To be fair, most candidates won’t have the context or insight to provide an answer of significance. But the question and response will tell you a lot about how experienced they are and what judgment they bring to a big problem. This is valuable information for assessing how talented they really are.
On occasion, a candidate will provide an answer that gets sparks flying. Perhaps it is not a solution, but an insight that gives you a new idea. Or better yet, they describe how they have seen others engage this issue or problem. Maybe something, which up to this moment, you’ve been blind to. No matter what they say, you can gain some valuable perspective, either about them, about the issue, or both.

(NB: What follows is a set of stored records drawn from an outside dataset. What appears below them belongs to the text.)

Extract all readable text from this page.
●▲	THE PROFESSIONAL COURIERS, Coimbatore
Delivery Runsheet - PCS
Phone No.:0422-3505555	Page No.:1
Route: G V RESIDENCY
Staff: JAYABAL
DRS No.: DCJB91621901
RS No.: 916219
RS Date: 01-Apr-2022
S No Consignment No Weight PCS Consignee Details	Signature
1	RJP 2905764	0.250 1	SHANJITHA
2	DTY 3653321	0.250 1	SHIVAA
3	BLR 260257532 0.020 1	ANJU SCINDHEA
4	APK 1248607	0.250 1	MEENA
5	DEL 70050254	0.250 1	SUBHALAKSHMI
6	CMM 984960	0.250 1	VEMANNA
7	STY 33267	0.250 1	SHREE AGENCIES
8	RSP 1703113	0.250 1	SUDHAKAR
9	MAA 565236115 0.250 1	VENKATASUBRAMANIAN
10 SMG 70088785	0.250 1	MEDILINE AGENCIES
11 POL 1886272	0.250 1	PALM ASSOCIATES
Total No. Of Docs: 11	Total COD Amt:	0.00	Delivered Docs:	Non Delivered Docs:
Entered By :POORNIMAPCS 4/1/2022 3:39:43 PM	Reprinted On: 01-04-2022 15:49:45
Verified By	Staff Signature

Saving your knottiest problems for recruits turns every interview into highly valuable time. Why go through the process and have nothing to show for it regarding those you don’t select? Propose your toughest dilemmas and see how they would suggest handling them.
They may hand you a gift.
Recently, I had the opportunity to participate in an interview process where we employed the strategy mentioned in this blog post, and the results were truly eye-opening. During the interview, we presented a prospective candidate with a complex, real-world problem that our business was facing - one that had left our team at a standstill for quite some time.

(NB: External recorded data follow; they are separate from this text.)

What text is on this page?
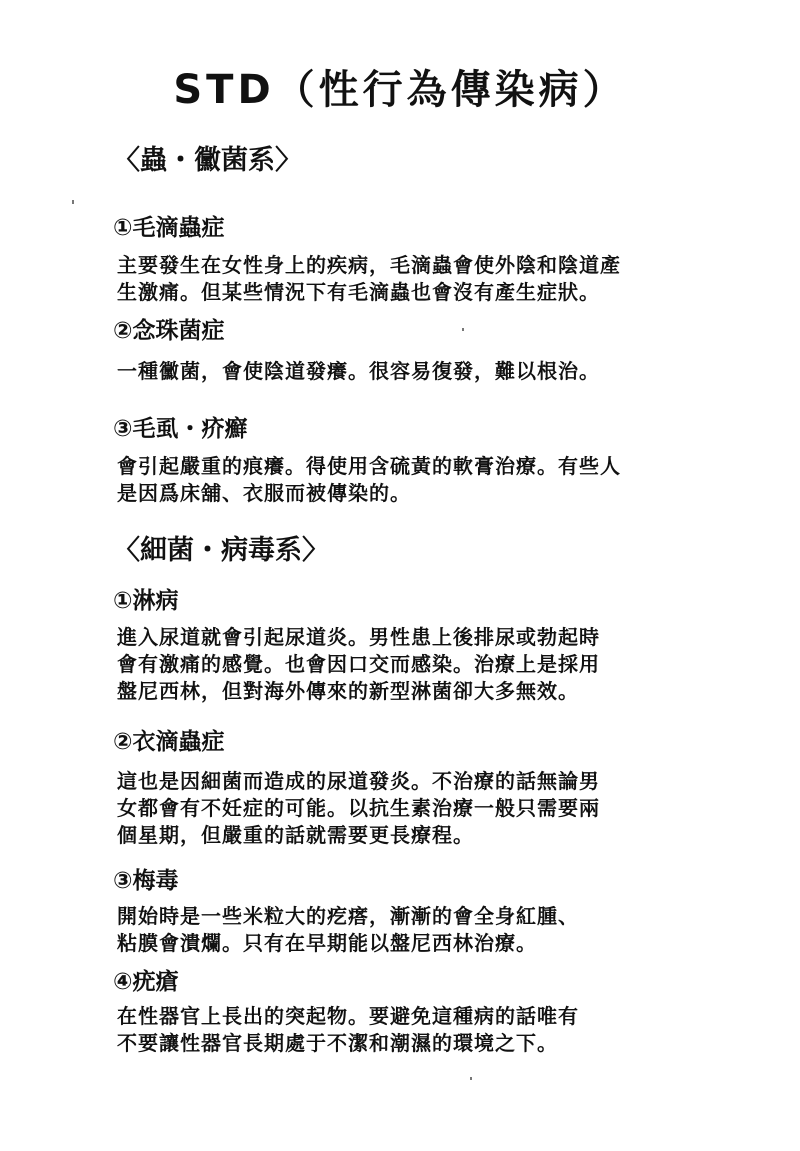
STD（性行為傳染病）
〈蟲・黴菌系〉
①毛滴蟲症
主要發生在女性身上的疾病，毛滴蟲會使外陰和陰道產
生激痛。但某些情況下有毛滴蟲也會沒有產生症狀。
②念珠菌症
一種黴菌，會使陰道發癢。很容易復發，難以根治。
③毛虱・疥癬
會引起嚴重的痕癢。得使用含硫黃的軟膏治療。有些人
是因爲床舖、衣服而被傳染的。
〈細菌・病毒系〉
①淋病
進入尿道就會引起尿道炎。男性患上後排尿或勃起時
會有激痛的感覺。也會因口交而感染。治療上是採用
盤尼西林，但對海外傳來的新型淋菌卻大多無效。
②衣滴蟲症
這也是因細菌而造成的尿道發炎。不治療的話無論男
女都會有不妊症的可能。以抗生素治療一般只需要兩
個星期，但嚴重的話就需要更長療程。
③梅毒
開始時是一些米粒大的疙瘩，漸漸的會全身紅腫、
粘膜會潰爛。只有在早期能以盤尼西林治療。
④疣瘡
在性器官上長出的突起物。要避免這種病的話唯有
不要讓性器官長期處于不潔和潮濕的環境之下。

As we laid out the problem to the candidate, they listened intently, asked insightful questions to gain a deeper understanding, and then began to brainstorm possible solutions. To our amazement, the interviewee proposed a fantastic idea that our team hadn't considered before. Their fresh perspective and innovative approach not only demonstrated their problem-solving skills and adaptability but also provided us with a potential solution to move forward in our business.
Incorporating this method into our hiring process not only allowed us to assess the candidate's critical thinking, adaptability, and judgment but also helped us derive value from the interaction, regardless of whether or not they were eventually hired. By framing the interview process as an opportunity for mutual learning and problem-solving, we were able to uncover hidden talent and drive innovation within our organization.